Data mining is based on the data collected from individuals;
This data may be sensitive personal information that the individual concerned may not want to be shared;
This personal data may be reaggregated to compromise the privacy and/or anonymity of the data subjects;
Conclusions [1 max].
The development of more sophisticated processing algorithms is inevitable, so although there are potential concerns about the invasive nature of data mining, providing sufficient safeguards are put in place, there is nothing inherently wrong with this;
Data mining is the start of the slippery slope of the state or multinational companies holding inappropriate quantities of personal data about citizens that is of limited value.

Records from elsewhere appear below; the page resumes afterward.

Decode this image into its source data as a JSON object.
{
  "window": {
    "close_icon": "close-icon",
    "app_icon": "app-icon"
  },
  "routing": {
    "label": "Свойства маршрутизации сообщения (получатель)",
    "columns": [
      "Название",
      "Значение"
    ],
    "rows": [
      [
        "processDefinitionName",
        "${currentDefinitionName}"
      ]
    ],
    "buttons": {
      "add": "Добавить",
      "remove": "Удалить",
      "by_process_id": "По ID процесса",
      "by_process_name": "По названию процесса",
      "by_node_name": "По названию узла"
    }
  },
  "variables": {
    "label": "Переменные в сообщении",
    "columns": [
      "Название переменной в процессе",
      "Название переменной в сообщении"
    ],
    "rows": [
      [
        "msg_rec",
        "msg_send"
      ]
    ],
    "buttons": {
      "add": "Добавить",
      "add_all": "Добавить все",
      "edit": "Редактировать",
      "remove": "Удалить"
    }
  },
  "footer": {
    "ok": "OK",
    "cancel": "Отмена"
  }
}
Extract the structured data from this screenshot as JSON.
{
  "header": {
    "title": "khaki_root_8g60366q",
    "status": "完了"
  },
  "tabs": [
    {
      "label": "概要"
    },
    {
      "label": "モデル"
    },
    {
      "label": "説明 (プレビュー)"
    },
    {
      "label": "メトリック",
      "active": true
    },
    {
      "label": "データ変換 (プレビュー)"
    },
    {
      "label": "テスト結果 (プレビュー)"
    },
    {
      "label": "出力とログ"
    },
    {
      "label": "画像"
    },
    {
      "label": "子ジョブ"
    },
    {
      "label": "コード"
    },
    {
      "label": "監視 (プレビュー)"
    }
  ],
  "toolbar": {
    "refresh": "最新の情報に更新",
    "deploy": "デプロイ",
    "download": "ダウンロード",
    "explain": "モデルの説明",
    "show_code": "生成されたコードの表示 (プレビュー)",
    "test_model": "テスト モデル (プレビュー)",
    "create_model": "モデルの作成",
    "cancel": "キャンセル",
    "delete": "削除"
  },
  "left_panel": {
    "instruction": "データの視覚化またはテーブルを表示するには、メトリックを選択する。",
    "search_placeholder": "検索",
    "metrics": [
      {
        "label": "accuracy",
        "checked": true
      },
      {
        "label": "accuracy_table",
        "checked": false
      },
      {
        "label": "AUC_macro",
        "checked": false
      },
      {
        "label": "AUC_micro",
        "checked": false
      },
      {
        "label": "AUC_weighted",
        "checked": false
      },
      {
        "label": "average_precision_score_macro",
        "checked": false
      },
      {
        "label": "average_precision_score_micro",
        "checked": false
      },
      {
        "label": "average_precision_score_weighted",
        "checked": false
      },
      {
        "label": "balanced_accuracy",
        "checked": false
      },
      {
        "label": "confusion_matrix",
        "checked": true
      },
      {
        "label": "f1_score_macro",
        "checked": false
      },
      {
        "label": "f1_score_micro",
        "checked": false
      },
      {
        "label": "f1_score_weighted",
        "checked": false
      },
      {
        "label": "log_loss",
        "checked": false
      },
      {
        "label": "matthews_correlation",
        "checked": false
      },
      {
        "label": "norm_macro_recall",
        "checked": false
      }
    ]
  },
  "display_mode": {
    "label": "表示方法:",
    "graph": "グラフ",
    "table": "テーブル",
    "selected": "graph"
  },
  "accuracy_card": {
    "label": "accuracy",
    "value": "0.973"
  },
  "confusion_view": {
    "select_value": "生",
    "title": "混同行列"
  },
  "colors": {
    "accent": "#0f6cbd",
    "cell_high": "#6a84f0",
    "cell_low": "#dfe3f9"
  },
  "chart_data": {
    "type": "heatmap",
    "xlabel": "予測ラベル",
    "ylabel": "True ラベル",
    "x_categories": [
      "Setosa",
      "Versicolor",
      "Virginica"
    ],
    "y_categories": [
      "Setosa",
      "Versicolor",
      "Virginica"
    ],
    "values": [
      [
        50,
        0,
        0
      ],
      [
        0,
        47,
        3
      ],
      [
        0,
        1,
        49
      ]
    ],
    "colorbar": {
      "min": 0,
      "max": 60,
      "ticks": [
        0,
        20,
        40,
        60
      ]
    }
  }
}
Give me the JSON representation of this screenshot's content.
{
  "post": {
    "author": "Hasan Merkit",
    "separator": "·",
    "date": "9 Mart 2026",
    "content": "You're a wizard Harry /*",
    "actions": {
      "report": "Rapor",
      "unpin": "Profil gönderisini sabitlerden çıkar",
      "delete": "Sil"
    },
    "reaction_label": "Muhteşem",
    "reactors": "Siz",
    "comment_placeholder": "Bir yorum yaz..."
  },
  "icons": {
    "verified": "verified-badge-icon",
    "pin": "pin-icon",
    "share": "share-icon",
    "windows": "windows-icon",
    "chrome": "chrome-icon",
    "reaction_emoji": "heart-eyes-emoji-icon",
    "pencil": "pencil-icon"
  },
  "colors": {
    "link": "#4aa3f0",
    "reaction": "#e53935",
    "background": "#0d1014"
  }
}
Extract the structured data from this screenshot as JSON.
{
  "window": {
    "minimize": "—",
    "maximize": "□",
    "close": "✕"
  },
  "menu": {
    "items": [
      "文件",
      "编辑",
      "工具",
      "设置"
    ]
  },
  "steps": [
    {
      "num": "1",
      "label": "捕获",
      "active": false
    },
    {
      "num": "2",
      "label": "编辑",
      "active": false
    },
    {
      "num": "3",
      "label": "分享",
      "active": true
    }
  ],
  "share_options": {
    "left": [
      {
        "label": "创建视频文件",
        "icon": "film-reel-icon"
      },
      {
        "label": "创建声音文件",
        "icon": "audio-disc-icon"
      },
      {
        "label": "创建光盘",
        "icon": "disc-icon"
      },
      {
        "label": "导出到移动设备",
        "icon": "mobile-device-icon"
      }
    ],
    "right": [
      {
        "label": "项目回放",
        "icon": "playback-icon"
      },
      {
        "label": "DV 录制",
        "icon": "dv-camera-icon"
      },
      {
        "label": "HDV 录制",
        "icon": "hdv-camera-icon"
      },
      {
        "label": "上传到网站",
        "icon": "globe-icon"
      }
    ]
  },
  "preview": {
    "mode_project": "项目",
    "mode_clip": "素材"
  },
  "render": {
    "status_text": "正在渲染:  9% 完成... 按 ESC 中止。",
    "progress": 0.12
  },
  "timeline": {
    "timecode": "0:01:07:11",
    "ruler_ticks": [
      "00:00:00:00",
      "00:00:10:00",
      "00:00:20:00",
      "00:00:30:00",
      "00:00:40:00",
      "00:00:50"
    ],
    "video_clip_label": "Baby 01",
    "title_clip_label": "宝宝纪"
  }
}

Therefore, unless the privacy and/or anonymity of the data subjects can be guaranteed, this is an unethical practice;
Examiners report
Most candidates were able to identify at least one advantage but were unable to clearly explain them.
Most candidates were able to identify the characteristics of a data warehouse.
Not well answered as answers were very generic. Candidates were aware that data is from different sources but were not aware of it having many different formats which need to be standardized to allow for a meaningful analysis.
Not well answered. Candidates were not aware of the reason of having data timestamped when added to the data warehouse, and therefore very few candidates were able to connect the answer to the given scenario.
Not well answered. A few candidates mentioned the use of link analysis to establish relationships between data sets but were unable to make a good reference to the given scenario.
Many candidates were aware of the definition of deviation detection, and answered the question from this perspective, but failed to give actual examples related to the scenario and make appropriate connections.
Many candidates were aware of the definition of deviation detection, and answered the question from this perspective, but failed to give actual examples related to the scenario and make appropriate connections.